The LIBSENSE project has been supporting research in African universities since 2016. Additional funding this year will support the assessment of the project’s impact and empower ECRs to drive it forward.
LIBSENSE (Library Support for Embedded NREN Services and E-infrastructure) is a research project which supports National Research and Education Networks (NRENs) in West and Central Africa to promote open science principles and develop infrastructure to support research at African universities and research institutions.
This has been achieved largely through engagement with academic librarians, who are professionals with the right skills to go beyond the purely technical aspects, and form communities which share best practices.
The co-founders of LIBSENSE, comprising Professor Pamela Abbott from the School of Information, Journalism and Communication, WACREN chief strategy officer, Mr Omo Oaiya, Chief Executive of COAR, Mrs Kathleen Shearer and Open Access Programme Manager at EIFL, Iryna Kuchma have driven the project to become a pioneer for introducing Open Science concepts and policies, such as open access publishing, in African countries. Compared to richer countries in other continents, African nations tend to compete less well in terms of research funding, publishing ability and access to academic networks. Concepts like open access publishing, which makes research papers available to anyone for free, help to counter these issues.
LIBSENSE partnered with UNESCO in 2020-21 to define its own position on the Recommendation on Open Science, highlighting inequities in research opportunities and making plans to overcome them. This encouraged several African governments to engage with and begin to implement the principles.
Pamela Abbott, Professor of Information Systems, said: ”LIBSENSE is trying to address an intractable systemic problem around inequality of participation in global academic scholarship, which means African researchers are often excluded from research networks and research communities which would actually benefit from the knowledge that they could contribute.”
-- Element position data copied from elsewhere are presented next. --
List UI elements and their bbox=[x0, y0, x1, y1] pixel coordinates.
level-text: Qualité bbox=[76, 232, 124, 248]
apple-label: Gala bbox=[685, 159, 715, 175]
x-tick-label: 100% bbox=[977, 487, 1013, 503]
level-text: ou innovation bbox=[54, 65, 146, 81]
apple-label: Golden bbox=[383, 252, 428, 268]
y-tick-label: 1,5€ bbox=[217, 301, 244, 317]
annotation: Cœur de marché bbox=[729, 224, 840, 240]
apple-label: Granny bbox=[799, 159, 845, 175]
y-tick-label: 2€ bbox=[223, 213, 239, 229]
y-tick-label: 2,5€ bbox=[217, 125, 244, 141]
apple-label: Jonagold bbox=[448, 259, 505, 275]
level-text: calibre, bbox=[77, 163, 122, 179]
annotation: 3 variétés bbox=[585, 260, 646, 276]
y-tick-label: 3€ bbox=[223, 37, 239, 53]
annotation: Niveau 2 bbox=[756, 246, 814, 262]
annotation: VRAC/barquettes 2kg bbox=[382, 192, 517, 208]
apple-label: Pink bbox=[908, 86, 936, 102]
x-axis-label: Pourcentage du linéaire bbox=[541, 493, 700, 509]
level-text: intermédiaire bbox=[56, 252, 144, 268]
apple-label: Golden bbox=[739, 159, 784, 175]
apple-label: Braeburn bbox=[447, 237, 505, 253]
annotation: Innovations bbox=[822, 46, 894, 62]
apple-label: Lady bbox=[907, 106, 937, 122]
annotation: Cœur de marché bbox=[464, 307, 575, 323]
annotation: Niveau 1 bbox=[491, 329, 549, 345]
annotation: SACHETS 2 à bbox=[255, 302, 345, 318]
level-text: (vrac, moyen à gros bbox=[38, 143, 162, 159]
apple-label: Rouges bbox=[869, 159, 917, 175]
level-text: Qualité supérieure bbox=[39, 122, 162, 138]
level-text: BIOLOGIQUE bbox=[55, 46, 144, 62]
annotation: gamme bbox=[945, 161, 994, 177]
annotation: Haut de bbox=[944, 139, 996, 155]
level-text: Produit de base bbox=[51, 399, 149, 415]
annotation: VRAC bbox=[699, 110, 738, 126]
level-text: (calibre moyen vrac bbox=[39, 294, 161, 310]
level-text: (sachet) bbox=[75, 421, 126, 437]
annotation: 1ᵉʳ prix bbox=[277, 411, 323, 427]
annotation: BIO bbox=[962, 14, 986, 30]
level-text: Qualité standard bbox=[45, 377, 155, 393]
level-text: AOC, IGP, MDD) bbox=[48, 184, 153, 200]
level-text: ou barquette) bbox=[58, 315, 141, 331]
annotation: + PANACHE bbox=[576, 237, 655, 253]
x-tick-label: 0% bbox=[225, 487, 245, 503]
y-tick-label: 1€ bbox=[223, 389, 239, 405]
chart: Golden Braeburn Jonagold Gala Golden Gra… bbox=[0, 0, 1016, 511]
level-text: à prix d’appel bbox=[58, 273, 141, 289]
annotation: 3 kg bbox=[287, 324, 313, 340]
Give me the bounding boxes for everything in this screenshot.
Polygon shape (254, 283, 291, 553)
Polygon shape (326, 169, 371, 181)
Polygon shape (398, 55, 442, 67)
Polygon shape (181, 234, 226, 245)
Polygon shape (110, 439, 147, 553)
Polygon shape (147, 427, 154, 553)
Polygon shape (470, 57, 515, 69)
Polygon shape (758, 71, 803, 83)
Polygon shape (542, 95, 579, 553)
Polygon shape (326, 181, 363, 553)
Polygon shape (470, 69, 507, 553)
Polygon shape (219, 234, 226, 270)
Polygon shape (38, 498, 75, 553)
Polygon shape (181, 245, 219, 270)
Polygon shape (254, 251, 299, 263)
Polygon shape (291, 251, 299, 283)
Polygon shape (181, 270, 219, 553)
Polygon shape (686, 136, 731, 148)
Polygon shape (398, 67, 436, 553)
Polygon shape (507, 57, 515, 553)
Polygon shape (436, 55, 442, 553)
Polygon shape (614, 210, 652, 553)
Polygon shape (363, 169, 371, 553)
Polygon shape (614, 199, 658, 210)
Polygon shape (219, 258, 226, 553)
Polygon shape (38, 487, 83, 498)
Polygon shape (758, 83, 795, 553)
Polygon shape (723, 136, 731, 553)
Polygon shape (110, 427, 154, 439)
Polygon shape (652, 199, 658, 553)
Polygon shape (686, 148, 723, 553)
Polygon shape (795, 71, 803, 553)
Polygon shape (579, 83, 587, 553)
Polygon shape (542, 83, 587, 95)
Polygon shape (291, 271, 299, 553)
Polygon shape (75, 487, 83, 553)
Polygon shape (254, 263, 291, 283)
Pamela’s work in LIBSENSE has been funded by several grants from WACREN, facilitated by AfricaConnect, an EU-funded initiative to connect African research institutions to similar ones in Europe. The most recent of these was awarded in January 2026 to fund four years of developing and implementing sustainable action research frameworks to support ethical and responsible open research practices. Part of this work involves building the capacity of early career researchers (ECRs) to lead on-campus Open Science initiatives to improve research practices in their institutions. .
Pamela’s work is also in the impact pipeline for the School and has received Faculty Knowledge Exchange funding to amplify the impact documented in an impact evidencing report published in 2025, in which LIBSENSE stakeholders highlighted how the project had influenced their work.
The KE funding will support a workshop and year-long mentoring programme in Nigeria for 30-plus Early Career Researchers, training and empowering them to form on-campus networks within their institutions to support Open Science principles on the ground.
LIBSENSE is funded by WACREN (West and Central African Research and Education Network).